Now, as the park’s organizers are in the process of refurbishing the sculpture and officially updating the story told through around it in the park, including telling more truths about its sculptor and what it represents, we ask the central question in our exhibition for the here and now: what is a timely monument for Newark?
A Call to Peace invited four artists – Manuel Acevedo, Chakaia Booker, Sonya Clark, and Jamel Shabazz – all artists known for their innovative ap- proaches to art and social justice to create temporary prototype monuments that take up this question. The artists’ projects offer artworks and activations which respectively focus on underrepresented veterans, engaging the legacies of the Confederate statues, and addressing the relationship between public spaces and historical memory. The artists were invited based on their interdisciplinary and intersectional approaches to monumental work, their relationships with Newark, and their innovative and healing approaches to militarism and/or peace practices.
In a city with a strong artist-activist history, including Black Arts Movement poet Amiri Baraka’s Spirit House, visual artists Gladys Grauer and Jerry Gant, and now its current Mayor Ras Baraka, who himself has a background in spoken word, among others, the moment to reanimate the conversation about art, public space, and justice is now. Building on the momentum of the city’s successful public art projects like “Gateways to Newark,” the art wall at Fairmount Switching Station, and the forthcoming Four Corners, we see A Call to Peace as an invitation to members of the public to help redefine these complex histories and contested public spaces.

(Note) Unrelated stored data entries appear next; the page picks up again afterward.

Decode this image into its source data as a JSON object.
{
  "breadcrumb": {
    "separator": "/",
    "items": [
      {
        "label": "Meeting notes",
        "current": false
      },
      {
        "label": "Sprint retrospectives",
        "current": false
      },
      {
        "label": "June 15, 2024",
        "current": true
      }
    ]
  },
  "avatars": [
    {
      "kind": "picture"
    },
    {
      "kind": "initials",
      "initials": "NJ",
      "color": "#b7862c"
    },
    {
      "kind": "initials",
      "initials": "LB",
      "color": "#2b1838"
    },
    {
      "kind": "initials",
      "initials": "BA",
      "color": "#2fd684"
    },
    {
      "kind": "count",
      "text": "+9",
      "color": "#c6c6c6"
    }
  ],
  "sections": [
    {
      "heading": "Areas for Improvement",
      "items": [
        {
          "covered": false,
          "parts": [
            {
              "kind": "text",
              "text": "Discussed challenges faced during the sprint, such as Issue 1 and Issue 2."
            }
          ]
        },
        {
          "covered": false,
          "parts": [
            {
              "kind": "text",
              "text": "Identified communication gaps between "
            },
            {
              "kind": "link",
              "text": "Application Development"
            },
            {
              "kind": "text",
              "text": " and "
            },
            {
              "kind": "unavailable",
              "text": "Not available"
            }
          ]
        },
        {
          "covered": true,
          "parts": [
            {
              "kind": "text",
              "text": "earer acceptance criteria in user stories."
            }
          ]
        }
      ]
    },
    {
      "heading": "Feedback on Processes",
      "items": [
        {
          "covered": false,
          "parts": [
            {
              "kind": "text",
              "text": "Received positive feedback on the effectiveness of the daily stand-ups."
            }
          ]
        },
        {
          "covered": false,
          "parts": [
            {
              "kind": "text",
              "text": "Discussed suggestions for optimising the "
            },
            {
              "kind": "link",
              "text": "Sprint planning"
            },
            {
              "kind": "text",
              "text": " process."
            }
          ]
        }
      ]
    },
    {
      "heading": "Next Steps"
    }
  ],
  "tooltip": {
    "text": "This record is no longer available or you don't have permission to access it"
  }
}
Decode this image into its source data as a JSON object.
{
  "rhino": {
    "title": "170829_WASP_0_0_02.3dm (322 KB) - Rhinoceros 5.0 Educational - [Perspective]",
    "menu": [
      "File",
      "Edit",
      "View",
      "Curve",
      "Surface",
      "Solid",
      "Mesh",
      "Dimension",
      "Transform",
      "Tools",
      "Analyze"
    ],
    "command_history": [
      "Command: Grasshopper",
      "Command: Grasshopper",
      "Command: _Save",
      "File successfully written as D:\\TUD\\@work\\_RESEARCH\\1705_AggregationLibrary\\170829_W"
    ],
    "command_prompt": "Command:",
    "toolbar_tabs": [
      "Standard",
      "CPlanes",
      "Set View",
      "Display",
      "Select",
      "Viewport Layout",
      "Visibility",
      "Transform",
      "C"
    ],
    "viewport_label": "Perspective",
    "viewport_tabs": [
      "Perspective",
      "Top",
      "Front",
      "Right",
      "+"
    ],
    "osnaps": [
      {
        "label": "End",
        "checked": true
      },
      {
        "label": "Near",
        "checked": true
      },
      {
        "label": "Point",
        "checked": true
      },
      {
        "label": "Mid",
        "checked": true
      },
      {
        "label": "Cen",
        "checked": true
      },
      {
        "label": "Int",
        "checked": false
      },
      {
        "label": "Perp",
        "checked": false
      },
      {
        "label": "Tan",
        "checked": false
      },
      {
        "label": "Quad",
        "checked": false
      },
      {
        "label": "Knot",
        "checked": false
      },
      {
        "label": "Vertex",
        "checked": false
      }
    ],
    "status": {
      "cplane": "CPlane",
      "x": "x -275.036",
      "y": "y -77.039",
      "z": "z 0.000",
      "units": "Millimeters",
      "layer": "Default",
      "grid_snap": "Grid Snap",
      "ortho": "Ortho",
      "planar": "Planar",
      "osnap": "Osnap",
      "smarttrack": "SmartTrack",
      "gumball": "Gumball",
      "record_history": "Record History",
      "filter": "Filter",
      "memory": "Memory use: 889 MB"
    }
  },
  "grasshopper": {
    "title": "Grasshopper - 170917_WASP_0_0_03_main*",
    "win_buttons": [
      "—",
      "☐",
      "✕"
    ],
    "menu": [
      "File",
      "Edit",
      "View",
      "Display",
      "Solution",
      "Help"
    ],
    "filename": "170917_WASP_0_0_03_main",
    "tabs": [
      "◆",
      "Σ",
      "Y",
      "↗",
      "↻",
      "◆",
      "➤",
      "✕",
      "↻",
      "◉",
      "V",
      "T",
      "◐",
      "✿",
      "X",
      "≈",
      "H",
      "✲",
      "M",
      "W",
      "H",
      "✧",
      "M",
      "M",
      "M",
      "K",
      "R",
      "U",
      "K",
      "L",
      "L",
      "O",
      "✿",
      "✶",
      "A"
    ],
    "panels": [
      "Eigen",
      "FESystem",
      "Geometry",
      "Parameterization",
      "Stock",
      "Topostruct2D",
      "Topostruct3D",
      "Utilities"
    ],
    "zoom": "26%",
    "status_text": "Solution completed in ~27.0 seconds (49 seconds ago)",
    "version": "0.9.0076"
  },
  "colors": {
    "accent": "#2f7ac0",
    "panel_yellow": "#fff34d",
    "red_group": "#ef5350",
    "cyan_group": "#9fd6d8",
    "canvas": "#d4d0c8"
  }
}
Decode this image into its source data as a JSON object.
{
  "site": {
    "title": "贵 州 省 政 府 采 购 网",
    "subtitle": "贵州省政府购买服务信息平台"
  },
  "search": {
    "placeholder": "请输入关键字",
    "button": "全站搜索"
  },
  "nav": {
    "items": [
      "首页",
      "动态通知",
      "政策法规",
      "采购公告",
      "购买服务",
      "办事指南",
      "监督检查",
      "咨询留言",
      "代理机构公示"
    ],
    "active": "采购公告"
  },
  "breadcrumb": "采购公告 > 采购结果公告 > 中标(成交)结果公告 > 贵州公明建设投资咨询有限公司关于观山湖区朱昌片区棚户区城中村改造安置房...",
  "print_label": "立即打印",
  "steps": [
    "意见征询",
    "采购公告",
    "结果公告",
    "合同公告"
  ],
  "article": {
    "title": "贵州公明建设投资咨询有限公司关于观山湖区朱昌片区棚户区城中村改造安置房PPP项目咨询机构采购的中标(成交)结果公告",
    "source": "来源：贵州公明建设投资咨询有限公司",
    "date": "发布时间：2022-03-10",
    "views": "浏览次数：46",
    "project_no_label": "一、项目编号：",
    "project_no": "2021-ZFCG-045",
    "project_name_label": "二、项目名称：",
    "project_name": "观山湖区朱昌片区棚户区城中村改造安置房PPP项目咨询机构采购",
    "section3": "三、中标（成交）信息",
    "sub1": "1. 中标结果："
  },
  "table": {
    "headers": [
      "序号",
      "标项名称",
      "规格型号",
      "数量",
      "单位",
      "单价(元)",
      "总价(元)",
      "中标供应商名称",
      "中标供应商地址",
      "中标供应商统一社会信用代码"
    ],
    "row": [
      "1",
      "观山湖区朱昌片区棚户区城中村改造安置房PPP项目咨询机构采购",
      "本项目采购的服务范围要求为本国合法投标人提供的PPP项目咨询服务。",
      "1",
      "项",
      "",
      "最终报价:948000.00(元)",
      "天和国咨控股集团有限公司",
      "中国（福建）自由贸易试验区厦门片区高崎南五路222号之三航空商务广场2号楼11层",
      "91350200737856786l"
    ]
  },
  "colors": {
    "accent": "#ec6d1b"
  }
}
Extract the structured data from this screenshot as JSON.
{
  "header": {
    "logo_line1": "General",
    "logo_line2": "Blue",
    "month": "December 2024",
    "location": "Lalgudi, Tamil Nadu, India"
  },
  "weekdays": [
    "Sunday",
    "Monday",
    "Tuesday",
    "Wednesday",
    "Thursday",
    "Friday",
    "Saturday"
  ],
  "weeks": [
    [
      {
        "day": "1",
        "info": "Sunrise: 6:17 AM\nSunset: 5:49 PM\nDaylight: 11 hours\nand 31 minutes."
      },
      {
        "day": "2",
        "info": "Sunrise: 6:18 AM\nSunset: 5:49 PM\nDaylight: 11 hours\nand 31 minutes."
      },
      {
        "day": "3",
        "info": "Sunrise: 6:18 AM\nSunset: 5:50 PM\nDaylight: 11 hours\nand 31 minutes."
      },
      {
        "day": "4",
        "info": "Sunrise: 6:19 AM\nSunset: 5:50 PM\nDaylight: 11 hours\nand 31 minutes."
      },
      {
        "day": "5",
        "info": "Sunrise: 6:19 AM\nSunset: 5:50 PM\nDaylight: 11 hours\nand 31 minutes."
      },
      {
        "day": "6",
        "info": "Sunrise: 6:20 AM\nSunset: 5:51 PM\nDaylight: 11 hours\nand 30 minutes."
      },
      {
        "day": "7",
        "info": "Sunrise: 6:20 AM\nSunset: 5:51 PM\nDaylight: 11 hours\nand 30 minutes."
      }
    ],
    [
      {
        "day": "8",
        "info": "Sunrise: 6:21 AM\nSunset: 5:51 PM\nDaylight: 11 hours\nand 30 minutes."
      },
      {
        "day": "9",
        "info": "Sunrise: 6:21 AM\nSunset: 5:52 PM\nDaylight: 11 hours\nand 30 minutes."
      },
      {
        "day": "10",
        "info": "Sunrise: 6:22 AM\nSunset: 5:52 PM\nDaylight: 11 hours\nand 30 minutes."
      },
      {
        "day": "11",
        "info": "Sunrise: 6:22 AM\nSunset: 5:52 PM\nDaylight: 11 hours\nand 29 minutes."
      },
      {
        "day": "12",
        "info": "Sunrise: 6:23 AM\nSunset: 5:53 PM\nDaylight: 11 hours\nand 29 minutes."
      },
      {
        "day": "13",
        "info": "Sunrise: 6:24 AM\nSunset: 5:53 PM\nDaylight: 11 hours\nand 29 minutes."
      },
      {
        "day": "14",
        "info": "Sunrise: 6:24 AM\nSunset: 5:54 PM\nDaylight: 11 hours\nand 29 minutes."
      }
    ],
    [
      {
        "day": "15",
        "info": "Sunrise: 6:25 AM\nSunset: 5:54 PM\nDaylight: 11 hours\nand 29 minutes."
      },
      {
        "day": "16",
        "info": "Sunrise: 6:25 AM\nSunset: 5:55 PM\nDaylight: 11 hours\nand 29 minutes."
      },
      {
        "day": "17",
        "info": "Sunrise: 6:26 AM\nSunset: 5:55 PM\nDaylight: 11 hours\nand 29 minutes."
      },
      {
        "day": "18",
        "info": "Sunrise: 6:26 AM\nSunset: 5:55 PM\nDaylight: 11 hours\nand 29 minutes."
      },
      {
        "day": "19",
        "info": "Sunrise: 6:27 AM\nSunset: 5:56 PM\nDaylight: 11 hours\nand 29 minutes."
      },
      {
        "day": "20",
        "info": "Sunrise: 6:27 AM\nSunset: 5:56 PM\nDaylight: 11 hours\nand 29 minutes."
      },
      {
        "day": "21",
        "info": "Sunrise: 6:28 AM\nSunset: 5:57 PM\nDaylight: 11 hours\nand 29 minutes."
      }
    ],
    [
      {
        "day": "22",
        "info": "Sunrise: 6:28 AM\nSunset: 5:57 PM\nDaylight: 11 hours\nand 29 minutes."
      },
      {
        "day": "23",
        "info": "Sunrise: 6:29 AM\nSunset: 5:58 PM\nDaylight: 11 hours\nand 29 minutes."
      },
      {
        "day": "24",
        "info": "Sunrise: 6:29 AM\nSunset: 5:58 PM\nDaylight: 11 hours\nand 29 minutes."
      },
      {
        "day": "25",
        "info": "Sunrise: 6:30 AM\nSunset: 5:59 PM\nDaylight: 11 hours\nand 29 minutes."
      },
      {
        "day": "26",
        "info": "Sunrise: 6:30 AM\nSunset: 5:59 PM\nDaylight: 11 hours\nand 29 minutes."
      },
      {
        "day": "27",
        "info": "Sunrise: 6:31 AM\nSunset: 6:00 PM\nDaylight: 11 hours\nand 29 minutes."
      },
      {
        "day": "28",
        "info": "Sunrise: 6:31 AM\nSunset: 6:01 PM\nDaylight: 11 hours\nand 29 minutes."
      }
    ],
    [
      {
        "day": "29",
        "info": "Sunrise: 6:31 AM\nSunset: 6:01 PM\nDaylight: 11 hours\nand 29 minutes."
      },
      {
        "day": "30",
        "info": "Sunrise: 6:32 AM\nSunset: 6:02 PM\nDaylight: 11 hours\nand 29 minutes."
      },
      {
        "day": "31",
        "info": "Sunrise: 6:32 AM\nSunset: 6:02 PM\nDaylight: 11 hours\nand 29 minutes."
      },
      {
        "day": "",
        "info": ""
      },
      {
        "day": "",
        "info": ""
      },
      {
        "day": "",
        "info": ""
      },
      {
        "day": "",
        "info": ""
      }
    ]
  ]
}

Alongside the artist installations, New Arts and Monument Lab will open a participatory research lab, staffed by local artists and educators, where passersby will be invited to contribute their own speculative monument proposals. The collected responses will be added to an open database, posted on a community board in Express Newark, and shared as a report to the city in 2020. (The approach is based on similar methods Monument Lab’s team has used in Philadelphia in 2015 and 2017, respectively.)
Every Thursday, the lab will also host weekly "Monumental Conversations" with critical members of Newark’s community who are actively working on issues of monuments, cultural memory, and historic preservation. Our exhibition is not meant as a start to a dialogue, but a gathering of various ongoing threads of critical and creative voices already and continually doing the work.
Our hope is that visitors in Military Park and Express Newark speak with our Lab team; attend events; and submit monument proposals to help collectively unpack, reframe, and reset a viewpoint on what monuments we have and what monuments could define our landscape for the next generation.
In 2019, 400 years after the first enslaved Africans arrived in Jamestown, our nation continues to experience a moment of intensity and uncertainty around public monuments — especially those that symbolize the enduring legacy of racial injustice and social inequality — we are reminded that we must find new, critical ways to reflect on the monuments we have inherited and imagine future monuments we have yet to build. A Call to Peace is envisioned as an opportunity for meaningful dialogue, multidisciplinary approaches to public art and public history, and collective call for social justice.